The snow has begun to fall on this late date in December, 2015. It’s soft, delicate cascades from white sky bring me peace and nostalgia. It has been a complicated year, but there is nothing complicated about pure white snow as it falls gently to the ground.
The snow was one of my favorite things about moving to Utah. I imagined I would be able to enjoy four seasons and playfully throw snowballs, make snow angels, and wear some kick-ass boots as I trudged to class at the U of U. And I did just that.
When I moved here, I could not have envisioned my life as it is–a wife, a mother, a district administrator, a doctoral student, an advocate for social justice, a leader in many respects. I love my life. I have made a beautiful world with my husband and son.
There are also challenges, we all have them, and they are all unique. Family drama, money management, all the usual, have been part of my life. Balancing responsibilities and time for joy, these are still very real challenges but I readily embrace them because the joy matters. Health concerns have plagued me over the years and the diagnosis of MS in the middle of this amazing life was a devastating blow–how would this set me back?
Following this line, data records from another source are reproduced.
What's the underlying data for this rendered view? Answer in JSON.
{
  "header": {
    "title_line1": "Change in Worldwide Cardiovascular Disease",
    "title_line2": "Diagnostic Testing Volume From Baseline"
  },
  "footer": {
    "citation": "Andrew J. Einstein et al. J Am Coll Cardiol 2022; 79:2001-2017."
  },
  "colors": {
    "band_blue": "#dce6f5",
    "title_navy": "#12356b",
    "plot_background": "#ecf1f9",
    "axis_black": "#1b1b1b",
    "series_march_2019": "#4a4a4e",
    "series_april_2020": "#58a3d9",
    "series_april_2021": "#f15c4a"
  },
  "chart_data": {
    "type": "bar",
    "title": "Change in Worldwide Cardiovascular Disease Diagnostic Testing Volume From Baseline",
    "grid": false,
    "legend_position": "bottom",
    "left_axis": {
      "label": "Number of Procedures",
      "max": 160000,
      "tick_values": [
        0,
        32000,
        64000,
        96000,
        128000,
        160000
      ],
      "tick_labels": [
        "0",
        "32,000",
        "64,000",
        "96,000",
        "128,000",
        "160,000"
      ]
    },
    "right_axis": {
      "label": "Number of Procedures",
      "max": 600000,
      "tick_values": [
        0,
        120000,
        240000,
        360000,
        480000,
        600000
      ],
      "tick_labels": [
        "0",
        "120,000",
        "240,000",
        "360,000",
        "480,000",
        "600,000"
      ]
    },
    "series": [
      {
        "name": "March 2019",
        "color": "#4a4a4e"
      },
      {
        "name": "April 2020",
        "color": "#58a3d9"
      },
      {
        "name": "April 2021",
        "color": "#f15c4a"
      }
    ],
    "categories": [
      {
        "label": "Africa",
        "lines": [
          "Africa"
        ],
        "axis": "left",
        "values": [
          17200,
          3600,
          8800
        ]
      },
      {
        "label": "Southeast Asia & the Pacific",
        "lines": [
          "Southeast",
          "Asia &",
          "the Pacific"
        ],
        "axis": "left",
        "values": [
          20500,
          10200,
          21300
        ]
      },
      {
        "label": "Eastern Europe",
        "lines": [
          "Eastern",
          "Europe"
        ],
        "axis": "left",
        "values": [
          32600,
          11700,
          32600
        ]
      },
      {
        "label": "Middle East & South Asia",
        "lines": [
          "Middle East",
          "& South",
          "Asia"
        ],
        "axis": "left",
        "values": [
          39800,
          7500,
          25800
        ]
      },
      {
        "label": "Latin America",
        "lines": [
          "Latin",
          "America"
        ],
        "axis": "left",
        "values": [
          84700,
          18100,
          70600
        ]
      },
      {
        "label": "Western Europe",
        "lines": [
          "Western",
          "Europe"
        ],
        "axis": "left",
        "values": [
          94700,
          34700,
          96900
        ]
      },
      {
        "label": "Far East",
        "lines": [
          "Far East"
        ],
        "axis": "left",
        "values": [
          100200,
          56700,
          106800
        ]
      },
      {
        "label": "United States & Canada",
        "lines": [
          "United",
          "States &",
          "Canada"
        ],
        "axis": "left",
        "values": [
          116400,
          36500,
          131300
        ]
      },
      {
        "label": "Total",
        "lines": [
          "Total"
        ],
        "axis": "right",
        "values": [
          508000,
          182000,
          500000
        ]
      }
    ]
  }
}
Yet, here I am, two years since my any major flare up and I am strong and all feeling has returned to my right side, although accompanied by stiffness. I am still tired, but I am thrilled. I still make it to the gym a few times a week and do my yoga at home. There is nothing of which I am not capable. The snow reminds me of this as it clears the air and cleans my dirty little car and ushers in a joyful chorus of holiday music.
This new snowfall means a new year is approaching. And we are still here together to make the most of it.
So, it’s time to snuggle up and sit by the tree or the fire and a loved one and give thanks that you are together and you can keep each other warm. I know that’s what I am going to do tonight. I am so thankful for the man who has supported me through this year and my adult life and helped me to create a life even more beautiful and more unique than the most precious snowflake.